Damian Kozlowski
Analyst · Joe Yanchunis with Raymond James
Yes. So the embedded finance opportunity is very large, right? So we haven't traditionally done any program management for our partners. And what embedded finance really does is package all the capabilities that we have today. We've talked about this whole layer cake of fee opportunities, and it delivers the entire menu to somebody who wants to embed it in their app, such as a gig economy company. And so that makes that -- we not only -- and because we have such scale and the other things, and obviously, we're profitable doing it, if you're able to deliver the program management element, and that's a big growing market, it's going to be in the future, it's a big opportunity. If you recall, the program manager, you'd have to rebate this, obviously, to your partner, but that is the biggest part of where you get the fees, right? So that typically can be up to 80% of the interchange structure in the program management. That's where they get all their revenue from, right? So today, we're a few percent, maybe 4% at the max of those fees.
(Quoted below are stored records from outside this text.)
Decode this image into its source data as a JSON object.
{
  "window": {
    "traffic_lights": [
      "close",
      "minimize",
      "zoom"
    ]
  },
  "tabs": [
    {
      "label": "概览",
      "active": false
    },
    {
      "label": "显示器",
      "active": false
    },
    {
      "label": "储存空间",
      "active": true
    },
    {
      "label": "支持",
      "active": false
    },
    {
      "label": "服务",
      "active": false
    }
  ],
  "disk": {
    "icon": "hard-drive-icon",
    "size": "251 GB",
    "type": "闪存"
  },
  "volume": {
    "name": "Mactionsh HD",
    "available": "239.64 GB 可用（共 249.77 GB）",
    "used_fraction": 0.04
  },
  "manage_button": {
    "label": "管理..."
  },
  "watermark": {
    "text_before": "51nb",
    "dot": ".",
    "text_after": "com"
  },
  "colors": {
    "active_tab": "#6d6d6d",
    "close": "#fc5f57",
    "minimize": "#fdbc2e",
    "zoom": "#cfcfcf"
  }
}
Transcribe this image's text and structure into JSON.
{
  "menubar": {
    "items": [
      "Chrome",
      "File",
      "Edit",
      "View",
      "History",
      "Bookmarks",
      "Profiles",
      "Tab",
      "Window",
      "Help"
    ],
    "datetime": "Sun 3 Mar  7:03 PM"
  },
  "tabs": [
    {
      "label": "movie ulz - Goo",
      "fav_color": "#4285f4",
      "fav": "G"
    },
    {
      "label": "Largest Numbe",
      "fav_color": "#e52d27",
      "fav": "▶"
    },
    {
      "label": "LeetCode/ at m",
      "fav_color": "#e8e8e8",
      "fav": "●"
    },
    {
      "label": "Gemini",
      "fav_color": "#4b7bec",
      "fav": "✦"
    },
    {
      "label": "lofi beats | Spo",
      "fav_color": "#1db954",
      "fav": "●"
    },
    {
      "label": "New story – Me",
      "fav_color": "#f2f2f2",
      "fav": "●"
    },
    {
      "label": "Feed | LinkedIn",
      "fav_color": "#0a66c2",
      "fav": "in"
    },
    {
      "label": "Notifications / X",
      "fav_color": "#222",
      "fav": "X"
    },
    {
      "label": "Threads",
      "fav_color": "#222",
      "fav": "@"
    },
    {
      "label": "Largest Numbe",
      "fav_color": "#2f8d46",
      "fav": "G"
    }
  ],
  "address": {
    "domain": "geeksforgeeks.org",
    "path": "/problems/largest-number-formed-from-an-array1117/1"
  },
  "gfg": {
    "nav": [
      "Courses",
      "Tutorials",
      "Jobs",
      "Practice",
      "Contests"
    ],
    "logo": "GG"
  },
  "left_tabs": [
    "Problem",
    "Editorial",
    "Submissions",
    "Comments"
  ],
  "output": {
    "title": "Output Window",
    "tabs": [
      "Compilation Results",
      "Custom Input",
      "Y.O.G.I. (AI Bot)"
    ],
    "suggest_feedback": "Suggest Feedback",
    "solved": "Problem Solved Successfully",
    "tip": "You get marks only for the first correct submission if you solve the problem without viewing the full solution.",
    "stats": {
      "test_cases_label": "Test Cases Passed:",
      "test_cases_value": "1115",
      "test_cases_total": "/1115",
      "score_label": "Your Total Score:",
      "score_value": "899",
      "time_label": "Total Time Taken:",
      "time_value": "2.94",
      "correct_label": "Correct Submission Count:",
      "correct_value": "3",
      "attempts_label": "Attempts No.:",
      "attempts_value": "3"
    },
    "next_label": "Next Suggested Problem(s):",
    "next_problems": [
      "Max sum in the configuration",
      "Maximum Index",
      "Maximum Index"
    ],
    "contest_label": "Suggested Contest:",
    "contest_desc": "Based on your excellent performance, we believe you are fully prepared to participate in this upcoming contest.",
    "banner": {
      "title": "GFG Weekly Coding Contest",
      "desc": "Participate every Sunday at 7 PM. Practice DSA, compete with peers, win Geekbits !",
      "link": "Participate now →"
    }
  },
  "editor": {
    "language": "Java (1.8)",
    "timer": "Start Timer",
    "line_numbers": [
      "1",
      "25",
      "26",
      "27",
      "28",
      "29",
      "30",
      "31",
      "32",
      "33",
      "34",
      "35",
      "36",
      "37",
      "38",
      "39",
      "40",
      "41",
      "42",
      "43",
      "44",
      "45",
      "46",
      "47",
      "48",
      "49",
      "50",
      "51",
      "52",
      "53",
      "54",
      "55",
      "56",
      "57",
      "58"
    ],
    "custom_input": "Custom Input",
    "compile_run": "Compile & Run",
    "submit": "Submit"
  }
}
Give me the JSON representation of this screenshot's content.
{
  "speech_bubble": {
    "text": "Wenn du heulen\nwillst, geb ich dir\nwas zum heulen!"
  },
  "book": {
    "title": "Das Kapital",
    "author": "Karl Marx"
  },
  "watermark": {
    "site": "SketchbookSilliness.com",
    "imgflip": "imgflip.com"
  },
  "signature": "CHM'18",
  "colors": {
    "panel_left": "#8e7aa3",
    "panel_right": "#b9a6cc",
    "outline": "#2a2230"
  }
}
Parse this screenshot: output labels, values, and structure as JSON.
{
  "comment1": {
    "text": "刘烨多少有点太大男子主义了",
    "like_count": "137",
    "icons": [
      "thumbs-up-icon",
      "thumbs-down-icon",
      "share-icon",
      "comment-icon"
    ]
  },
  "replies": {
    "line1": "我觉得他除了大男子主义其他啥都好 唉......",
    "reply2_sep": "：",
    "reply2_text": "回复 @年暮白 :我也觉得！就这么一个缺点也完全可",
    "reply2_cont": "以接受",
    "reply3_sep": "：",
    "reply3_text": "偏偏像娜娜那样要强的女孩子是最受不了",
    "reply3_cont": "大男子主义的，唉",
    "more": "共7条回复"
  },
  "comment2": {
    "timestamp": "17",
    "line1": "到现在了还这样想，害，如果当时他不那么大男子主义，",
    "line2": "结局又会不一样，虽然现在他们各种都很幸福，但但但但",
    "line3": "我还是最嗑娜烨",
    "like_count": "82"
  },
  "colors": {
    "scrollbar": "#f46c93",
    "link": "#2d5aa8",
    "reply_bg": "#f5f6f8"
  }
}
So if you're able to layer on the program management element, you still obviously have to pay things like Visa, Mastercard and networks. But then there's a much richer fee environment, of which, of course, you'll share that with your partner, but that makes our platform much more profitable than it would have been if we just sold it piecemeal. Or for some partners like Chime, we sell all layers of the cake. But in certain cases, we only sell parts of that offer. But that's kind of packaging that entire offer and then it increases the fee environment for us to monetize the platform.